Date Published: January 01, 2016
Publisher: International Union of Crystallography
Author(s): Chia-Ying Huang, Vincent Olieric, Pikyee Ma, Nicole Howe, Lutz Vogeley, Xiangyu Liu, Rangana Warshamanage, Tobias Weinert, Ezequiel Panepucci, Brian Kobilka, Kay Diederichs, Meitian Wang, Martin Caffrey.
A method for performing high-throughput in situ serial X-ray crystallography with soluble and membrane proteins in the lipid cubic phase at cryogenic temperatures (100 K) is described. It works with nanogram to single-digit microgram quantities of protein and lipid (and ligand when present), and is compatible with both high-resolution native data collection and experimental phasing without the need for crystal harvesting.

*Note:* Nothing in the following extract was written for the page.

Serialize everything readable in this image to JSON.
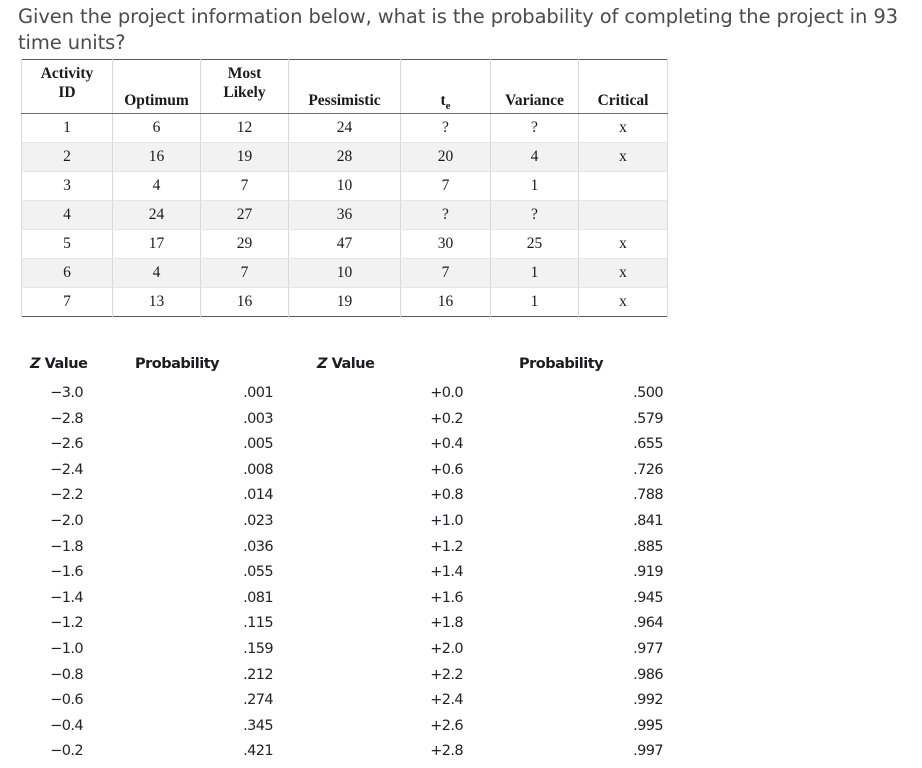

The lipid cubic phase (LCP) or in meso method for crystallizing membrane proteins has delivered over 290 structures of integral membrane proteins (Caffrey, 2015 ▸). This represents about 12% of the membrane-protein structures in the Protein Data Bank (PDB). Importantly, half of these PDB records have been deposited in the last two years, indicating that the method is experiencing explosive growth. It is responsible for some of the highest profile structures in the field, particularly in the area of G-protein-coupled receptors (GPCRs). Further, the method works with a wide range of membrane-protein types, sizes and sources, including transporters, channels, peptides and enzymes. Soluble proteins can also be crystallized in the lipid cubic phase. A recent application for the mesophase is as a medium in which to perform injector-based serial crystallography with free-electron lasers (FELs; Liu et al., 2013 ▸; Caffrey et al., 2014 ▸; Weierstall et al., 2014 ▸; Fenalti et al., 2015 ▸; Kang et al., 2015 ▸; Li et al., 2015 ▸) and synchrotron X-rays (Botha et al., 2015 ▸; Nogly et al., 2015 ▸).

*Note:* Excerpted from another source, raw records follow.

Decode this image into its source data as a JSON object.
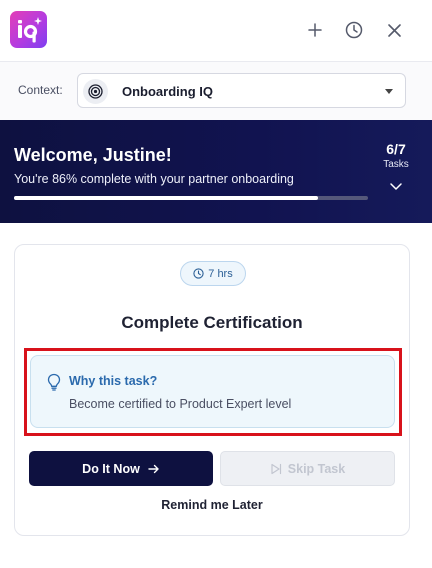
{
  "header": {
    "logo_text": "iq",
    "add_icon": "plus-icon",
    "history_icon": "clock-icon",
    "close_icon": "close-icon"
  },
  "context": {
    "label": "Context:",
    "value": "Onboarding IQ",
    "icon": "target-icon"
  },
  "banner": {
    "welcome": "Welcome, Justine!",
    "progress_text": "You're 86% complete with your partner onboarding",
    "progress_percent": 86,
    "count": "6/7",
    "count_label": "Tasks"
  },
  "task": {
    "time": "7 hrs",
    "title": "Complete Certification",
    "why_title": "Why this task?",
    "why_desc": "Become certified to Product Expert level",
    "do_label": "Do It Now",
    "skip_label": "Skip Task",
    "remind_label": "Remind me Later"
  },
  "colors": {
    "banner_bg": "#0e1140",
    "accent_link": "#2b6aad",
    "highlight": "#d8121b",
    "logo_pink": "#e33fb6",
    "logo_purple": "#7d3ff0"
  }
}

The success of the IMISXcryo approach to high-throughput structure determination for crystals grown by the in meso method without the need for the time-consuming and inefficient crystal-harvesting step is illustrated in this section. We begin by demonstrating that the method works with the test soluble proteins insulin and lysozyme. In the case of insulin, structures were solved by MR and by sulfur SAD phasing. For lysozyme, both MR and bromine SAD were used. The integral membrane proteins in the study included AlgE, PepTSt, β2AR and DgkA, and MR phasing was used with all four. The point of this paper is not to describe the structures but rather to demonstrate that the IMISXcryo method works easily and efficiently with a range of protein types and that it can be used both for high-resolution native data collection and for experimental phasing.